Prilicla durchbrach das darauffolgende Schweigen, indem er sagte: »Freund Hewlitt, zunächst einmal würden wir gern denselben Weg zurückverfolgen, den Sie damals genommen haben, und zwar von dem Loch im Gartenzaun, durch das Sie entwischt sind, bis zu dem besagten Baum, von dem Sie gefallen sind. Wenn Sie soweit sind, gehen Sie uns bitte voran.«

Hewlitt stapfte auf der anderen Seite des Gartenzauns durch das hohe, dichte Gras, das, wenn man nicht genauer hinsah, wie eine terrestrische Wiese aussah. Überhaupt hatte man das Gefühl, auf der Erde zu sein, zumal die Insekten viel zu klein waren, als daß man Unterschiede hätte erkennen können, und wenn man auf die heiße Sonne und den blauen Himmel mit seinen bizarren Wolken blickte, dann war einem hier als Terrestrier eigentlich gar nichts mehr fremd.
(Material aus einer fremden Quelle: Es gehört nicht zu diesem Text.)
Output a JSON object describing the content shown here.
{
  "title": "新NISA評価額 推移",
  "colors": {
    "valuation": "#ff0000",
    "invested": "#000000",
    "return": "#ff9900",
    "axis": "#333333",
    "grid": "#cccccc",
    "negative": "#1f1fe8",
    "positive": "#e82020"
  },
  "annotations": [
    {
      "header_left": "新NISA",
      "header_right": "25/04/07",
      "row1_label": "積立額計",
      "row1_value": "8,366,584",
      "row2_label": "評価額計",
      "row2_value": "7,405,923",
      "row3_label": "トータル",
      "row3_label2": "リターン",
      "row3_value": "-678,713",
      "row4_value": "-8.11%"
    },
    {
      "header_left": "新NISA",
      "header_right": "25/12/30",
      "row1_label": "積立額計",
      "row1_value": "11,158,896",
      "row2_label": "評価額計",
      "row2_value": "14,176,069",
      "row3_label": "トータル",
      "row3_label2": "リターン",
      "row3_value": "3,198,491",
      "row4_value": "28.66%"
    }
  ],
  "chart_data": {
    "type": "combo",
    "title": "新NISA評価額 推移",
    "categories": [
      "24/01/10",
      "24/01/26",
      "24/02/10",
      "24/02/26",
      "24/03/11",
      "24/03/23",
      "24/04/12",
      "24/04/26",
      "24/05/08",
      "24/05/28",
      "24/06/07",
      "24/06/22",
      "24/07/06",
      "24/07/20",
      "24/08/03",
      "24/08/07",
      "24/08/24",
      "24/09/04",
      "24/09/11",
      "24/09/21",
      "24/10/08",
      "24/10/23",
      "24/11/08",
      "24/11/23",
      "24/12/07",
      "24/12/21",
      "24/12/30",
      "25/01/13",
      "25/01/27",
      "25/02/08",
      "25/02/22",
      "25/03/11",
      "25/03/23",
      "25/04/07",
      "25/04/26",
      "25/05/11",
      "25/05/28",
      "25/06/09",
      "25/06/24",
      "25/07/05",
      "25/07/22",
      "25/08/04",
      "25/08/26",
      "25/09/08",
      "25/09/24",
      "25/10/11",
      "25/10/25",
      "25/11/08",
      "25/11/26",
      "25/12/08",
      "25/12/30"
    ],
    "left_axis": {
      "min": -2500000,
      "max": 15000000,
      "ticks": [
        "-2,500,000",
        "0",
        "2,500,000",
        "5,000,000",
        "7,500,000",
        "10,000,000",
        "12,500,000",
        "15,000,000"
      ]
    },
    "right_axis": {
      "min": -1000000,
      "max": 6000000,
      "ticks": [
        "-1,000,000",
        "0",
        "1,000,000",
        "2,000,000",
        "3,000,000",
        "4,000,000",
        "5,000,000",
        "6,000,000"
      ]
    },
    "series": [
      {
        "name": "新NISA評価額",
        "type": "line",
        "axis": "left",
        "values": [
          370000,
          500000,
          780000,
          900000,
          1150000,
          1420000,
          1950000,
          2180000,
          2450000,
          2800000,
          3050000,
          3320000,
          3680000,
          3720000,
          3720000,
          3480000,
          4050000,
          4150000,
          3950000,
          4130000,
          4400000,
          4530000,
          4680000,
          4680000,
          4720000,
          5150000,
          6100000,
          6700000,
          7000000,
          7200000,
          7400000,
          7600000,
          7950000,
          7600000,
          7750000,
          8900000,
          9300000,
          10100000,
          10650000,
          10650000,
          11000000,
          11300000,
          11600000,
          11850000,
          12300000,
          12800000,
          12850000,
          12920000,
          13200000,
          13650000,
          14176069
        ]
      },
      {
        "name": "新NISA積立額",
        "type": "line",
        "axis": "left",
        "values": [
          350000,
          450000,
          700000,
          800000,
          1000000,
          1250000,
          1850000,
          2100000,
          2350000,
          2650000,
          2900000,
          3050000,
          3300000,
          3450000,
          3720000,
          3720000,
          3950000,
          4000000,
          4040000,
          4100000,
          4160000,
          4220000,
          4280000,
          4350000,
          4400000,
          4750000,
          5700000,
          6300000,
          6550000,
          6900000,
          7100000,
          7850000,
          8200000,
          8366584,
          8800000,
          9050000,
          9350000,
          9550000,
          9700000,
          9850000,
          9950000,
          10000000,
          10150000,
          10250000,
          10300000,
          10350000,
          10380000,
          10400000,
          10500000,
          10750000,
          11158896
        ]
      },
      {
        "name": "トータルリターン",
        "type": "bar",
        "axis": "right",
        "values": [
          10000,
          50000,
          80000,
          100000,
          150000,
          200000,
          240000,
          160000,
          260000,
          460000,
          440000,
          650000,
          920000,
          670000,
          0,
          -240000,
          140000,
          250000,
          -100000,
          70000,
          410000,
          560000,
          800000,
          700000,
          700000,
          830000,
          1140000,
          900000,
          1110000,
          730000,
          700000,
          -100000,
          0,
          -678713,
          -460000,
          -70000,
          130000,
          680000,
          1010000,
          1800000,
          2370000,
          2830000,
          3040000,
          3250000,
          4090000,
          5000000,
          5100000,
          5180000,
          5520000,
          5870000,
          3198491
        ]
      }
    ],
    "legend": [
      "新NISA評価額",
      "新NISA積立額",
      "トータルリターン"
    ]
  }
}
Stillman hielt mit ihm Schritt, sagte aber keinen Ton, und die anderen blieben zu weit hinten, als daß Hewlitt ihre Gespräche hätte verstehen können. Er befürchtete, daß sie sich höchstwahrscheinlich gerade über ihn unterhielten und die medizinischen und psychologischen Auswirkungen seiner letzten Geschichte erörterten, die sie bestimmt wieder einmal als eine Ausgeburt seiner übersteigerten Phantasie betrachteten.